Petite histoire de France de Jacques Bainville - Les rois fainéants
A sa mort, ses fils se partagèrent son royaume. C’était une mauvaise habitude qu’avaient gardé les Francs, car un pays ne se partage pas comme un champ. De plus, ils étaient très jaloux les uns des autres et se battaient souvent entre eux. C’est pourquoi les descendant de Clovis perdirent l’héritage qu’il leur avait laissé.
On raconta alors cette légende.
Une nuit que Childéric, père de Clovis, dormait, la reine Basine le réveilla et lui dit :
« O roi, lève-toi, et ce que tu verras dans la cour de la maison, tu viendras le dire à ta servante. »
Childéric s’étant levé, alla dans la cour. Il vit passer des lions, des tigres et des léopards, et revint vers Basine, qui lui dit :
« O mon maître, retourne dans la cour et ce que tu auras vu, tu le raconteras à ta servante. »
Cette fois, Childéric vit des loups et des ours. Et la troisième fois il vit des chiens qui se battaient et qui se mordaient jusqu’au sang.
« Ce que tu as vu, dit alors la reine Basine, arrivera en vérité. Notre fils Clovis sera un lion. Ses fils seront des tigres et des léopards. Les fils de ses fils seront des loups et des ours. Et les chiens que tu viens de voir ruineront le royaume. »

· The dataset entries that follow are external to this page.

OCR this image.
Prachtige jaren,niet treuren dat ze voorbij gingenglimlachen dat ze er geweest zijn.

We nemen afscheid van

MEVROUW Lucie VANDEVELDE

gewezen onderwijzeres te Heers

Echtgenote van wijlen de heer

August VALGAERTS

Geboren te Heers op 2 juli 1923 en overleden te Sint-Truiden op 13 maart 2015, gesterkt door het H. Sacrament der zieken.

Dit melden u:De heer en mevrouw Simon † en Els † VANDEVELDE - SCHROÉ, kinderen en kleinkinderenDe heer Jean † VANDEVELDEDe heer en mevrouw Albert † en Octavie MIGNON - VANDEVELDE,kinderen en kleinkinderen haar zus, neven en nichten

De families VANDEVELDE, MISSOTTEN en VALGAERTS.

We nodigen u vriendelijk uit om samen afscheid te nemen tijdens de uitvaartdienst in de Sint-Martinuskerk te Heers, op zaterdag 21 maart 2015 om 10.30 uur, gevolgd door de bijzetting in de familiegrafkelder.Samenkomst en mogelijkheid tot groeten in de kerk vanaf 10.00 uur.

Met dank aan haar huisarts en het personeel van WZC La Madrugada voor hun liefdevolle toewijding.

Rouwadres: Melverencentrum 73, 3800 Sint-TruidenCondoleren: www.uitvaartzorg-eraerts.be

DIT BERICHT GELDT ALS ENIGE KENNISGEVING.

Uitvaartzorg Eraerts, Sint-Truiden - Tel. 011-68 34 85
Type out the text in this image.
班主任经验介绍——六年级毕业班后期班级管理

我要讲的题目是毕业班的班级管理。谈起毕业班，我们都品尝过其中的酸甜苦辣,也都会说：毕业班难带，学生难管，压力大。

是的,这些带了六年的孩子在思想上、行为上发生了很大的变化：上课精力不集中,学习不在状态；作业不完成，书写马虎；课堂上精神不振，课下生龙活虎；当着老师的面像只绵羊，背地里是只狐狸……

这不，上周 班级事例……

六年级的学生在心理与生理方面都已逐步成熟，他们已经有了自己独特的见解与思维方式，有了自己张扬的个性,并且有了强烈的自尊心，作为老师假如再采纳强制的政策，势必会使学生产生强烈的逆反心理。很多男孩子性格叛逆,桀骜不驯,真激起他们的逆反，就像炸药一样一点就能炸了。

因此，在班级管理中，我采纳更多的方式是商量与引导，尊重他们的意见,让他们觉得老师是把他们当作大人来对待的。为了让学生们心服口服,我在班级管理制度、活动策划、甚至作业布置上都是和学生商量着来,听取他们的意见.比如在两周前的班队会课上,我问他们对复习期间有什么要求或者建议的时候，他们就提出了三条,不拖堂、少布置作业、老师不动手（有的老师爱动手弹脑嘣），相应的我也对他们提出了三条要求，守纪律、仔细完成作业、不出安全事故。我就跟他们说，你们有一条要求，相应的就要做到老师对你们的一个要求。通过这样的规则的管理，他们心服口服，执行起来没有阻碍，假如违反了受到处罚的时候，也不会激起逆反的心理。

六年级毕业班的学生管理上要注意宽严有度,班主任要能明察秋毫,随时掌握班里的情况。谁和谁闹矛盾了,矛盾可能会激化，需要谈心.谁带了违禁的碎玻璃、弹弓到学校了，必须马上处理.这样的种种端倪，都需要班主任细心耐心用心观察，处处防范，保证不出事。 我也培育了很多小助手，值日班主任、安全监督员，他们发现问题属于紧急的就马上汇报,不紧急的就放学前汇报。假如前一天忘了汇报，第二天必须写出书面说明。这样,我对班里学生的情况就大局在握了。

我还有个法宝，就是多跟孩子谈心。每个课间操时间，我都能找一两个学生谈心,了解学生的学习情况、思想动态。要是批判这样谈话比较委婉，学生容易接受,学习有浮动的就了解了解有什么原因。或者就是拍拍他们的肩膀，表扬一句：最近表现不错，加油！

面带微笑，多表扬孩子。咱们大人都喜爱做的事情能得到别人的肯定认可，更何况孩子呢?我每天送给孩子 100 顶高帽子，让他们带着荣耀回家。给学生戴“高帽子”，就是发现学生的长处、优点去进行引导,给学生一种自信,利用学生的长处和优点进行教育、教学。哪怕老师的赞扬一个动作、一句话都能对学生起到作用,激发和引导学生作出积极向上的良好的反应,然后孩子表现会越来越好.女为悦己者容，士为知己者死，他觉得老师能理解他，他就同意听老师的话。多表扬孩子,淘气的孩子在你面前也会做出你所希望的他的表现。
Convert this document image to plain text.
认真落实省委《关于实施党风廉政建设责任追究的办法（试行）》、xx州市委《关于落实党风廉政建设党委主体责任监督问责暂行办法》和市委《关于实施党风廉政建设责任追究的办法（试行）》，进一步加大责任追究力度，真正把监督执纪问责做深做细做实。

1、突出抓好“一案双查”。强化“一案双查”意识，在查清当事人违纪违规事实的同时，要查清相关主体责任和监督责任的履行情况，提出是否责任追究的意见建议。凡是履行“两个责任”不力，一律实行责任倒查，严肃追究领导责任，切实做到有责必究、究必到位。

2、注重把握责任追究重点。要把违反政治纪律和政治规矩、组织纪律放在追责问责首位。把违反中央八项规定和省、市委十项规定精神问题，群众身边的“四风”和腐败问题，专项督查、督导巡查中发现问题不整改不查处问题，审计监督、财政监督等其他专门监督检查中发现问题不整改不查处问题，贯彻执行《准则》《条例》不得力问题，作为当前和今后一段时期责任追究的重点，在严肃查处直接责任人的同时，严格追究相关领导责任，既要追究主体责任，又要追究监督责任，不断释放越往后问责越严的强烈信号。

En effet, les Mérovingiens, descendant de Clovis, eurent entre eux de sanglantes querelles, et presque tous périrent de mort violente. Les femmes elles-mêmes s’en mêlèrent. Frédégonde, reine d’Austrasie, ayant fait assassiner sa rivale Galswinthe, sœur de Brunehaut, reine de Neustrie, il y eut une guerre atroce. A la fin, Brunehaut, ayant été vaincue, fut attachée à la queue d’un cheval emporté.
Tant de crimes portèrent malheur à cette famille divisée contre elle-même.
Elle eut pourtant un bon roi dont le souvenir ne s’est pas perdu et qui s’appelait Dagobert. Celui-là était juste. Il ne fit tuer personne et n’inspirait de crainte qu’aux méchants. Son ministre s’appelait saint Eloi. On a fait sur eux une chanson qui se chante encore, ce qui prouve qu’ils furent populaires. Saint Eloi, avant de devenir évêque de Noyon, était orfèvre de son métier, et Dagobert, qui aimait les belles choses, l’aidait à mettre dans les églises des croix enrichies de pierres précieuses.
Mais après ce bon roi il n’y eut plus que des princes mous, paresseux et incapables. Ils abandonnaient la charge du pouvoir à leurs ministres, qu’on appelait les maires du palais, tandis qu’eux-mêmes passaient leur temps à s’amuser et à se promener dans des chars conduits par des bœufs. Il leur en est resté le nom de rois fainéants.
Alors, comme il arrive toujours, ceux qui travaillaient prirent la place de ceux qui ne voulaient rien faire. Les maires du palais devinrent les véritables rois.
C’est ainsi que les mérovingiens disparurent. On enferma les derniers d’entre eux dans des couvents après leur avoir coupé les cheveux en signe qu’ils étaient déchus.